Cumhurbaşkanlığı Bağlantı Lideri Fahrettin Altun, hafta sonu attığı tweetinde Gerçek Mu platformu için, “Şu anda test evresinde. Çok fakat çok yakında yayına geçecek, hakikat uğraşımızın güçlü aygıtlarından biri olacak” tabirini kullandı.
Bu haber için irtibat kurduğumuz İrtibat Başkanlığı, uygulama faaliyete girdiğinde ayrıntılı bilgilendirme yapılacağını aktardı.
Dünyanın birçok farklı ülkesinde de devletlerle bir formda bağlı olan doğrulama platformları var.
Güneydoğu Asya’da bunun çok fazla örneğinin görüldüğünü söyleyen IFCN Yöneticisi Örsek ise, “Türkiye’nin daha demokratikleşme sürecini tamamlayamamış Singapur, Tayland üzere ülkelerle benzerlik göstermesi bunun çıktıları konusunda beni ferdi olarak endişelendiriyor” açıklamasında bulunuyor.
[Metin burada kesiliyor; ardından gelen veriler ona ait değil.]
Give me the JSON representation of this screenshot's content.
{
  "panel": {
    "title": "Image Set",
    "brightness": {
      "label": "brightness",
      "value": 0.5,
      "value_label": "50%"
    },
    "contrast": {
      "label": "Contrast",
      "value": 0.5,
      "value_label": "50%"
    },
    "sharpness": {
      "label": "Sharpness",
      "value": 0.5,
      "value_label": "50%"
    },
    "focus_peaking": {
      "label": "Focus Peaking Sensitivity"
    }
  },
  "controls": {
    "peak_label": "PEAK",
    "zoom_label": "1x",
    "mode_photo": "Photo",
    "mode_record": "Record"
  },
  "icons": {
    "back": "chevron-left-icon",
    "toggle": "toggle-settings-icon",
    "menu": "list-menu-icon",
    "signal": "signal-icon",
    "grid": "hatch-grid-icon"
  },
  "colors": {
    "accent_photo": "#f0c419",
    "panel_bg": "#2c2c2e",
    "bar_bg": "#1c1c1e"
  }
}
Örsek, bağımsız doğrulama kuruluşları ve hükümetler ortasında işbirliği kurulmasının daha iyi bir prosedür olduğu görüşünde:
“Bunun yerine gelişmiş demokrasilerde gördüğümüz üzere, bağımsız doğrulama kurumlarının, hükümet ya da devlet kurumlarıyla, gerek koronavirüs gerek ulusal felaketler üzere bahislerde işbirliği yaparak bilgi kirliliğine sivil toplum ve medyanın dayanağıyla tahlil üretmesi daha hoş olurdu.”
“Görev okuyucuya düşüyor”
Sarphan Uzunoğlu, devletlerle bağı olan doğrulama kuruluşlarının doğrulama platformu olarak tanımlanmaması gerektiği görüşünde.
Uzunoğlu, “Uluslararası problemlere odaklanıyorlar ve bilhassa hedefledikleri coğrafyaların lisanlarında yayın yapıyorlarsa kamu diplomasisi için kurulmuş kuruluşlar, ulusal kamuoyuna sesleniyorlarsa propaganda kuruluşları oldukları görüşündeyim” diyor.
Örsek ise asıl misyonun okuyucuya düştüğünü vurguluyor.
Doğrulama platformlarını doğrulayacak otoritenin tekrar okuyucu olduğunu aktaran Örsek, şu tavsiyede bulunuyor:
“Eğer bir doğrulama kurumuyla karşılaşıyorlarsa kesinlikle bu kurumun metodolojisine, idaresine, finansmanına, kullandıkları kaynakların kamuya açık olup olmamasına dikkat etmelerini ve doğrulama kurumlarını kendilerinin de doğrulamasını tavsiye ediyoruz.”